Standup’s gain was exploitation cinema’s loss on the evidence of Toys Are Not For Children, whose protagonist Jamie Godard (Marcia Forbes) is a superficially normal young woman but profoundly emotionally stunted as a result of paternal abandonment in childhood. Her only contact with Daddy, growing up, was the dolls and cuddly toys he sent her and as an adult she’s got a roomful of them, lovingly conserved. A bit too lovingly… when her mother Edna (Fran Warren) discovers Jamie, er, pleasuring herself with one such, it’s just about the final straw in their troubled relationship. Luckily Charlie (Harlan Cary Poe), her co-worker in a toy store (horses for courses, I guess) wants to marry her and soon they’re setting up home together. The marriage remains unconsummated though due to Jamie’s fixation on her toy collection and frustrated Charlie starts looking elsewhere for female affection. Superannuated tart with a heart Pearl (Evelyn Kingsley) shops at the store and strikes up a friendship with Jamie, who’s nursed the ambition to become a prostitute ever since hearing from her mother that the only women her father ever cared for were hookers. Pearl’s slimy pimp Eddie (Luis Arroyo) susses out that Jamie’s thing is to be taken by force and once he’s unlocked the key to her libido, sets her to work with clients who go for daddy / daughter role-plays. Jealous Pearl (who’d been harbouring her own designs on Jamie) drunkenly sets her up for a “date” with her unwitting father Phillip (Peter Lightstone) with predictably catastrophic results…
TANFC could have been a supremely sick and sleazy cinematic experience but Brassloff handles things (and strong performances from his largely unheralded cast don’t exactly hurt) with exemplary subtlety and sensitivity. So much so that the publicity blurb about “a haunting and devastating climax that lingers long after the credits roll” is, for once, more than mere hyperbole. One might well think that Mario Bava himself took note of this film’s closing shots before shooting his own Lisa And The Devil the following year. It’s a pay off of truly Sophoclean impact, in the build up to which Stanley H. brilliantly intercuts different time frames to convey the extent of Jamie’s projections and acting out… if he was similarly adept at delivering his stand up act, I imagine he rarely left a dry seat in the house.
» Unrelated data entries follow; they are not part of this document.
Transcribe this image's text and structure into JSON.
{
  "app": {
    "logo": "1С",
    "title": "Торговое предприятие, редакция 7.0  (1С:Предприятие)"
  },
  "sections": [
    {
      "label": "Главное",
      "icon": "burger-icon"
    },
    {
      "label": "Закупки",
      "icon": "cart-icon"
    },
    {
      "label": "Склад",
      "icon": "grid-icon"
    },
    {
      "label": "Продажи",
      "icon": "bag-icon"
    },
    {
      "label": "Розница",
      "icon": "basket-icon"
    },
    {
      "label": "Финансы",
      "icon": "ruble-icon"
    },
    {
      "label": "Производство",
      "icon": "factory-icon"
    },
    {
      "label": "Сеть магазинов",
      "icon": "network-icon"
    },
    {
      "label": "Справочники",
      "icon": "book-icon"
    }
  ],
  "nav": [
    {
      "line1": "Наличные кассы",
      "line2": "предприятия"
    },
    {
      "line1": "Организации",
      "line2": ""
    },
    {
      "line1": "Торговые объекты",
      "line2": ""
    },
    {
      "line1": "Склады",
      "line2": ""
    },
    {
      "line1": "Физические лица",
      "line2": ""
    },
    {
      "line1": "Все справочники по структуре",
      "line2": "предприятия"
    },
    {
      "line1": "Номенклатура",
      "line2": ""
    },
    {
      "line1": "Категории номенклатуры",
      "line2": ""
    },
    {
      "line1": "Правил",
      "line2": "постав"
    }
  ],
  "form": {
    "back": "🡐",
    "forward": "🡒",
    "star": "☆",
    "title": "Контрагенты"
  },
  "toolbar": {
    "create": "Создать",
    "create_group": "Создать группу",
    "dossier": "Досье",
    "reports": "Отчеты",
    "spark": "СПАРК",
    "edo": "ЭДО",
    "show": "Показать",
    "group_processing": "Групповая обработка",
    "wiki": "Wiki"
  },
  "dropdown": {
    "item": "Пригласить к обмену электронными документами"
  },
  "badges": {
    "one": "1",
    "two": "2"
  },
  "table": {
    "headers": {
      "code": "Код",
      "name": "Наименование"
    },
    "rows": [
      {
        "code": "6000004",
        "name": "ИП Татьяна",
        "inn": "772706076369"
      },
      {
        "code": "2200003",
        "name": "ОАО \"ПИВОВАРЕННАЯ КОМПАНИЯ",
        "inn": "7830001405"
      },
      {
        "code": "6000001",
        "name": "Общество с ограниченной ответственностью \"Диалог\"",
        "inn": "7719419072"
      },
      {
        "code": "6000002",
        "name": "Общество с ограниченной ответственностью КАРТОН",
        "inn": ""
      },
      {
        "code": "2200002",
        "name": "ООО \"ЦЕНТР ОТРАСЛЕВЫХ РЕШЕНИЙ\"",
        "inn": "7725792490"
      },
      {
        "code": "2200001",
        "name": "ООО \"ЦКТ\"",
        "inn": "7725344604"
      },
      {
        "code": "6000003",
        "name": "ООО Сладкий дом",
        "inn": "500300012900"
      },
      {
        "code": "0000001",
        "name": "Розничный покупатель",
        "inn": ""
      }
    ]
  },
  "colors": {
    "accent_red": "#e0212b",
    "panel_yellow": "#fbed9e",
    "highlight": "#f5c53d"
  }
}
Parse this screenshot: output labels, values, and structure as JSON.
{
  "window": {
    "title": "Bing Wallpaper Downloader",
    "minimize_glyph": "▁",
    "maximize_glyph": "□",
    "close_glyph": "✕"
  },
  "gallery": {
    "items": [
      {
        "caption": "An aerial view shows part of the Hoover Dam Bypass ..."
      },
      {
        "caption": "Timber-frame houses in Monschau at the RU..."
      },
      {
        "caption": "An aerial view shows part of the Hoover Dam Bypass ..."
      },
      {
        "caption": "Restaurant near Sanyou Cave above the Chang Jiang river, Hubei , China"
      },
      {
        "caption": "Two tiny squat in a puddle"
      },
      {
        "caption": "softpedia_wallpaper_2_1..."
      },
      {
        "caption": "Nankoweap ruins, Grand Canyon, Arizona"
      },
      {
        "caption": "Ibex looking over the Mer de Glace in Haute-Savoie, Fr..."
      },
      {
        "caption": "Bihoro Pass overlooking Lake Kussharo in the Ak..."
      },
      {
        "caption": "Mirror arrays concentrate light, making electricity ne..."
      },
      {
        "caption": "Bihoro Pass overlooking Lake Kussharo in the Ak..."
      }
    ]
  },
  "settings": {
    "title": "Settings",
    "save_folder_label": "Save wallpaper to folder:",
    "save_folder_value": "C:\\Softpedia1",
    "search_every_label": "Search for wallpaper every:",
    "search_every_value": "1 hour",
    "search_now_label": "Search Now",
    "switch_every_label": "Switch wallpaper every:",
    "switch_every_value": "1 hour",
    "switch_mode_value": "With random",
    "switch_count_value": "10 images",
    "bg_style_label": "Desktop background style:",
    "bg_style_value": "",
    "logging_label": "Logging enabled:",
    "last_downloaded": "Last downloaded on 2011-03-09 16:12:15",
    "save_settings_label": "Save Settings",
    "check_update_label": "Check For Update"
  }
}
Arrow’s good looking 2K restoration of this title is complimented by some predictably nifty extras including Thrower’s introduction to the film and its director and an audio commentary from Kat Ellinger and Heather Drain. There’s a video essay from Alexandra Heller-Nicholas (directed by Marc Morris) which starts off on an interesting tack by comparing and contrasting TANFC with Todd Haynes’ Carol (2015) and the novel that inspired the latter, Patricia Highsmith’s The Price Of Salt, before touching on such kindred fare as Carroll Baker in Elia Kazan’s Baby Doll (1956), the Nabokov and Kubrick Lolitas, the 1963 Twilight Zone episode Living Doll, William A. Fraker’s A Reflection Of Fear from the same year as Brasloff’s film, the whole Barbie phenomenon and the truly creepy Baby Burlesque series of shorts showcasing the precocious talents of Shirley Temple, plus an isolated audio track of T.L. Davis belting out TANFC’s OTT theme song, Lonely Am I. You get a trailer, of course and bonus ones for Behind Locked Doors and Two Girls For A Madman.
This is a real find and very welcome addition to Arrow’s ever expanding catalogue.